I found myself at a bit of a confused point on how to brew this tea, do I do Western Style or Gongfu Style, and I decided to go with my gaiwan, simply because I wanted to use the new gaiwan I got as a birthday present. The aroma of the now soggy sticks is really sweet and fruity! There are note of lychee, fresh juicy plums, and raisins, this transitions into rich earthiness and fresh wet wood. The liquid’s aroma has a real richness to it, blending fruity lychee and plums with raw honey and freshly broken leaves.

Whoa! That first steep is sweet! The mouthfeel is light on the tongue, but really well rounded, it sensation of this tea fills my mouth, much like biting into a sweet, juicy, fruit. And speaking of fruit, the fruity notes are present, there are notes of lychee and plums, it starts like fresh fruit and transitions into stewed fruits with a tiny bit of smoke at the finish. The aftertaste is one of lingering plums.

For the second steep, the aroma is still quite rich, sweet, and fruity, much like the first. The taste is much richer this time around, just like the darkening of the color, the flavor becomes more intense. There are notes of stewed stone fruit and a touch of lychees, this transitions to fresh hay and raw honey, the finish is a delicate floral and freshly broken stick note.

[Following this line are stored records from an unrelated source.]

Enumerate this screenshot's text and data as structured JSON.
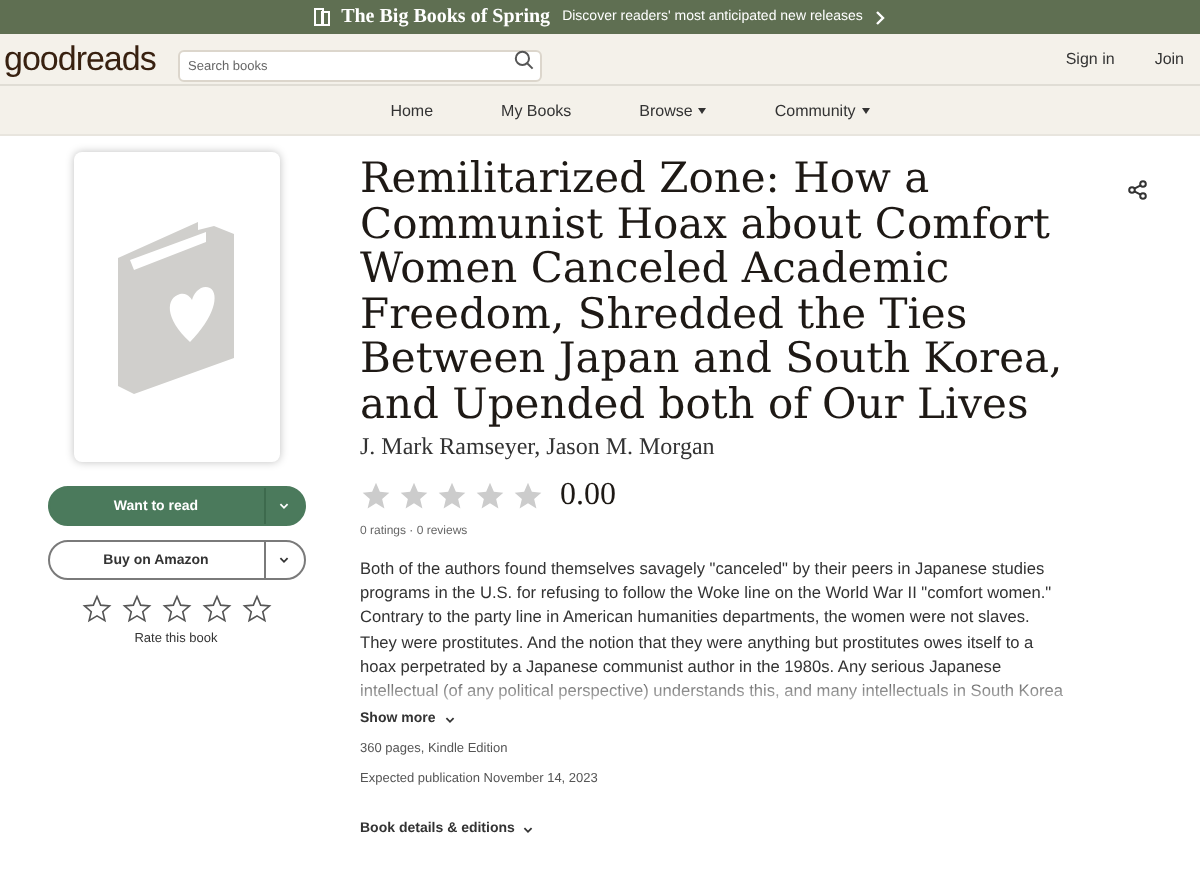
{
  "banner": {
    "title": "The Big Books of Spring",
    "text": "Discover readers' most anticipated new releases"
  },
  "header": {
    "logo": "goodreads",
    "search": {
      "placeholder": "Search books"
    },
    "links": [
      "Sign in",
      "Join"
    ]
  },
  "nav": [
    {
      "label": "Home",
      "dropdown": false
    },
    {
      "label": "My Books",
      "dropdown": false
    },
    {
      "label": "Browse",
      "dropdown": true
    },
    {
      "label": "Community",
      "dropdown": true
    }
  ],
  "actions": {
    "want": "Want to read",
    "buy": "Buy on Amazon",
    "rate": {
      "stars": 0,
      "label": "Rate this book"
    }
  },
  "book": {
    "title": "Remilitarized Zone: How a Communist Hoax about Comfort Women Canceled Academic Freedom, Shredded the Ties Between Japan and South Korea, and Upended both of Our Lives",
    "authors": "J. Mark Ramseyer, Jason M. Morgan",
    "stars": 0,
    "rating": "0.00",
    "counts": "0 ratings · 0 reviews",
    "description": "Both of the authors found themselves savagely \"canceled\" by their peers in Japanese studies programs in the U.S. for refusing to follow the Woke line on the World War II \"comfort women.\"  Contrary to the party line in American humanities departments, the women were not slaves.  They were prostitutes.  And the notion that they were anything but prostitutes owes itself to a hoax perpetrated by a Japanese communist author in the 1980s.  Any serious Japanese intellectual (of any political perspective) understands this, and many intellectuals in South Korea",
    "show_more": "Show more",
    "format": "360 pages, Kindle Edition",
    "published": "Expected publication November 14, 2023",
    "details": "Book details & editions"
  }
}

Third time’s the charm, though this tea already had me charmed from the moment I opened the pouch, what can I say, sticks are endearing. Even though the color is darker, the aroma is lighter, there are notes of honey and plum, and that is about it. The taste is much milder, like the first and second steep, the sensation of the tea is very filling, I love the way this tea coats my mouth. There are notes of honey, fresh hay, and a nice finish of plums that linger. I find this tea fascinating and want to experiment with it, next time I go out and about I will put these sticks into my travel infuser and see how they ‘long steep’ and maybe I will even try cold steeping it (though we are getting to the chilly part of the year and cold drinks are not as fun) the Satemwa Estate website even recommends steeping them in sparkling water all day long in a tall champagne glass!